Algunas veces la llamaba tía, un titulo que siempre antecedía a su nombre,
un nombre que a pesar de su evidente rareza, nunca percibí como diferente
y es que no recuerdo haber escuchado jamás, ni antes ni después, otro como el
suyo: Nadie
Ella era Nadie y al mismo tiempo todo, una presencia tan rotunda y contundente
que, en sí misma, resultaba, una contradicción a su nombre.
Nadie tenía los ojos negros como trozos de carbón, la piel cetrina, la boca
grande, la risa fácil y una corona de desordenados rizos rodeando como un halo su
cabeza, vestía siempre de colores vivos y la mayor parte del tiempo andaba
descalza.
No era amiga del orden, ni una gran ayuda en cualquiera de los menesteres
domésticos que implicaran agua, jabón, escobas o paños, sin embargo o a pesar
de, Nadie mantenía su oronda persona rigurosamente limpia.
A Nadie le gustaban los animales, especialmente perros y gatos, de los
cuales tenía muchos de todos los colores y tamaños por lo que al avanzar por
los vetustos corredores de la alquilada casa en donde crecí, se me
figuraba una reina rodeada de sus cortesanos de cuatro patas y de aquel niño de
ojos claros y piel de trigo que la seguía como a su sombra.

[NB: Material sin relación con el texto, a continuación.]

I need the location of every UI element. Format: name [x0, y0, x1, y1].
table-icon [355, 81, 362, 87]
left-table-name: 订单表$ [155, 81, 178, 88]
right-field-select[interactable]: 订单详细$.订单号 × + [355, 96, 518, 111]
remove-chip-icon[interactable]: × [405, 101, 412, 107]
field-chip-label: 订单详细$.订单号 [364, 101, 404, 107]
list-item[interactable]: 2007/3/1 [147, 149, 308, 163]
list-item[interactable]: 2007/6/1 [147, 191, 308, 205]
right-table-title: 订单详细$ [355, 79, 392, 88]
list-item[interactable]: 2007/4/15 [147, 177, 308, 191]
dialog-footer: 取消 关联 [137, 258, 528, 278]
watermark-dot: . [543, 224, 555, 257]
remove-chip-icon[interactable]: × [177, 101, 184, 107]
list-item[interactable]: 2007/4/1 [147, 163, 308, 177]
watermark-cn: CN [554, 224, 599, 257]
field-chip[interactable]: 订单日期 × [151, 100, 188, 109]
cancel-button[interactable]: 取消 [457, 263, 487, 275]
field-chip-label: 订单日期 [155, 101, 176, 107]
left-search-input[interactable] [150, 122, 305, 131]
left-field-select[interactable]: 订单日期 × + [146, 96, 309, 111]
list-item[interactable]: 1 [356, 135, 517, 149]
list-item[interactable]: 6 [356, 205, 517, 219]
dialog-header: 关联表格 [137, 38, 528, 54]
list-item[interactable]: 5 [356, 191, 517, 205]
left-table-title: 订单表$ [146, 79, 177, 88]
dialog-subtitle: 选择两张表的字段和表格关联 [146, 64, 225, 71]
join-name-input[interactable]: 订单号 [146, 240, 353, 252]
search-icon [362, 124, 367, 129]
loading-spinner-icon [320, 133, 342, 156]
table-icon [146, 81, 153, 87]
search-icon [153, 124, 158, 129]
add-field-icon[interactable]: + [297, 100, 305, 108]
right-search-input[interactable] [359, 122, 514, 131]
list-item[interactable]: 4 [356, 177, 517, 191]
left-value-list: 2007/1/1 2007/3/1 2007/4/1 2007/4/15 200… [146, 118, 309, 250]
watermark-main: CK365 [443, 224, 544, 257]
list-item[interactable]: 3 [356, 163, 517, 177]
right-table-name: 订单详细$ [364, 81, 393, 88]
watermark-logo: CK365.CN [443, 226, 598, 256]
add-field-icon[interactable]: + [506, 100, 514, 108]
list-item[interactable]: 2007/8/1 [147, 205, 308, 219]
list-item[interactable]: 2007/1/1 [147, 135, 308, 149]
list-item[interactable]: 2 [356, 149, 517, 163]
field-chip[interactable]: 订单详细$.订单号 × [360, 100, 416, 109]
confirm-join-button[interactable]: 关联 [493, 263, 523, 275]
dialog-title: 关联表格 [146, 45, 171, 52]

Sin ella, mi niñez habría sido diferente, triste diría, mis padres, simplemente
estaban demasiado ocupados en sus grandes proyectos como para realizar la miríada
de pequeñas y numerosas tareas que implica la crianza de un niño, así que
estuvieron más que agradecidos cuando Nadie anuncio, sin que nadie le pidiera,
que se haría cargo de aquella cría molesta y preguntona que parecía no encajar
en ningún lado.
No recuerdo época más feliz que aquella,
en la que esa mujer extravagante y colorida se
convirtió en mi madre sustituta, pues cada día, cada desayuno, merienda, cena, cada
hora del baño, cada juego y cuento, cada tarde de sol en la playa y cada hora
de dormir en mi infancia estuvo sin duda presidida por Nadie.
Puedo decir sin temor a equivocarme o faltar a la memoria que Nadie me amó.
Ella parecía eterna, pero no lo era, una mañana cuando mi cuerpo se
adentraba a la adolescencia aunque mi mente se empeñaba en permanecer anclada a
la infancia,
Nadie se marcho de sorpresa,
por el camino de conchas y caracolas que marcaba la frontera de lo posible,
dejando a mis padres, nuevamente con la carga, de criar un hijo al que nunca
habían conocido.
La enterráramos una tarde soleada, luminosa y poco parecida a la amargura
que reinaba pero idéntica a ella en su vivacidad y alegría.
En su lapida simplemente grabamos: Nadie yace aquí, como si de esa forma pudiéramos paliar el dolor de saber que la ociosa e inocente delicia de mis días con
ella terminaran de forma tan abrupta.
Ha pasado tiempo desde entonces pero aun ahora, al pensar en ella me invade
el deseo de ser niño de nuevo, tomar su mano morena y regordeta entre las mías
blancas y pequeñas para decirle lleno de admirada maravilla: Mira Nadie somos
iguales, soy tu hijo, el hijo de Nadie.